If you just say as likely, you don't need to modify the ratio at all!

What considerations do we need to take into account w/ RCTs that we don't usually see with observational research? - ANSWER 1) Unless researchers are genuinely uncertain about the potential harms or benefits of a treatment, typically unethical to assign it to one group of people while withholding it from others (equipoise) - which limits the kinds of questions we can get.

What are the types of RCTs? - ANSWER Placebo-controlled randomized trials: RCTs where the control group is untreated

  • EX: comparing the effect of vit E supplement in one group of schizophrenia patients against the effects of placebo on a sep group of untreated schizophrenia patients

Active-controlled randomized trials: RCTs where the control group undergoes a gold-standard regiment against which the new regiment will be assessed.

  • EX: comparing diabetic patients with implanted insulin pumps against diabetic patients who receive multiple insulin injections (the control group)

How does randomization avoid bias? - ANSWER Eliminates the baseline differences in risk between control and treatment groups by making both groups similar in terms of distribution of risk factors, regardless of whether risk factors are known or unknown (like confounding variable)

How does the size of the randomized groups impact our ability to remove risks? - ANSWER The larger the randomized groups, the greater the probability of equal baseline risks.

Are participants in RCTs representative, and if not how does this impact our study? - ANSWER No! This means that there may still be selection bias and limits generalizability.

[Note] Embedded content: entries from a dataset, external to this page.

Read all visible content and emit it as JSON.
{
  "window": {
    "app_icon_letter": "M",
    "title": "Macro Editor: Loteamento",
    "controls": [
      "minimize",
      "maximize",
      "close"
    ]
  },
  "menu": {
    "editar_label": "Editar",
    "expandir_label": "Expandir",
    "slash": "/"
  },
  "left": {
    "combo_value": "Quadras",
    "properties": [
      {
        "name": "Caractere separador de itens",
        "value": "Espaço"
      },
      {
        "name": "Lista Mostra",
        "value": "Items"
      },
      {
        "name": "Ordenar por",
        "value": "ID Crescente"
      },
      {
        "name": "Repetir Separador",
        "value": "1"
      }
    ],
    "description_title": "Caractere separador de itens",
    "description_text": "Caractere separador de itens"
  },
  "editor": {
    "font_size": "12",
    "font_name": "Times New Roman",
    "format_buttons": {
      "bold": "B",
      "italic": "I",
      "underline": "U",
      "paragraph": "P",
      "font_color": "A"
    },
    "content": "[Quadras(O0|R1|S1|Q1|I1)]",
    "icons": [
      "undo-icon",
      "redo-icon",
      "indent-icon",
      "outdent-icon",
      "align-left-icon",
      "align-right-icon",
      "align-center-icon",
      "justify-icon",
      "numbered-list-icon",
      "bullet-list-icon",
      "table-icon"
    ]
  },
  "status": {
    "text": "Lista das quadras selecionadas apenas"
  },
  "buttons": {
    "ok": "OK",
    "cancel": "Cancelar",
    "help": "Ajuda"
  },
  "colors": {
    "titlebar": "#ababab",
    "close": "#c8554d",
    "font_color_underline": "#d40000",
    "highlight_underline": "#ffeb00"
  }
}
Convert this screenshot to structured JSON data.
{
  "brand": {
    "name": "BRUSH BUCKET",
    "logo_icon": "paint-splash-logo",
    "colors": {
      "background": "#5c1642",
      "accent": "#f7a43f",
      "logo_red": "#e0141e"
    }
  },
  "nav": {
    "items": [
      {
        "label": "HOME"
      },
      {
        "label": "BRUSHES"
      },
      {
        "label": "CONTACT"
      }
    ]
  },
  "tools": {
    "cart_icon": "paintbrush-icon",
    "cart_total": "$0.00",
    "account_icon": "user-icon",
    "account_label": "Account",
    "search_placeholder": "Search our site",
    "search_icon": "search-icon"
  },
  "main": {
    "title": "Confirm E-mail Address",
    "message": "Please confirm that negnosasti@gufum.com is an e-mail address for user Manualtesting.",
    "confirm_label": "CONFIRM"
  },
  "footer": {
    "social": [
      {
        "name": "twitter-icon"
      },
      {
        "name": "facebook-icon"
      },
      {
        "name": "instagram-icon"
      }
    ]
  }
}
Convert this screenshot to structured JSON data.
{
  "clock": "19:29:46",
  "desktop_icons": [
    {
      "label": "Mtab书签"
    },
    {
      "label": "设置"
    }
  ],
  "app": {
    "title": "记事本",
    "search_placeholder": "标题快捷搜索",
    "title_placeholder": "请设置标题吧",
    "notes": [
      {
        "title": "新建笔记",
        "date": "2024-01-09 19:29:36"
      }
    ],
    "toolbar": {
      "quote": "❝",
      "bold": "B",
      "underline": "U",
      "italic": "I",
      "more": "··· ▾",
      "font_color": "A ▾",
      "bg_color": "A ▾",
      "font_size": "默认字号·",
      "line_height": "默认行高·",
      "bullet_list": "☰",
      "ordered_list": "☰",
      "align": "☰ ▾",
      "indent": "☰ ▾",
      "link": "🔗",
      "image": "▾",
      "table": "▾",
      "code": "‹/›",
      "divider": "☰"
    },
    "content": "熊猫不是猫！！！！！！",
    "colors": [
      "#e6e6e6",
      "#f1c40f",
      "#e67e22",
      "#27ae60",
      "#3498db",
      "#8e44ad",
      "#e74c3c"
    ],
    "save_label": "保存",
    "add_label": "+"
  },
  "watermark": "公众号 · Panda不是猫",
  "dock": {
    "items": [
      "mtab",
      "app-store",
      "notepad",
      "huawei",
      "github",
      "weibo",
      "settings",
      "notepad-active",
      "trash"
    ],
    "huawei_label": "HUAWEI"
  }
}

What methods do we have to randomize study participants? - ANSWER 1) roll a dice or use a random number table to put individuals in different groups

  1. randomize study participants through stratified random allocation, where individuals are stratified first through a baseline risk factor (like smoking status) and then randomizes the subjects into the subject or treatment group
  • this is used when the investigator wants to ensure that a strong external risk factor is equalized at baseline between the two groups

What questions do you ask to identify the study design? - ANSWER 1) When were the exposure and outcome measured (with respect to investigator)?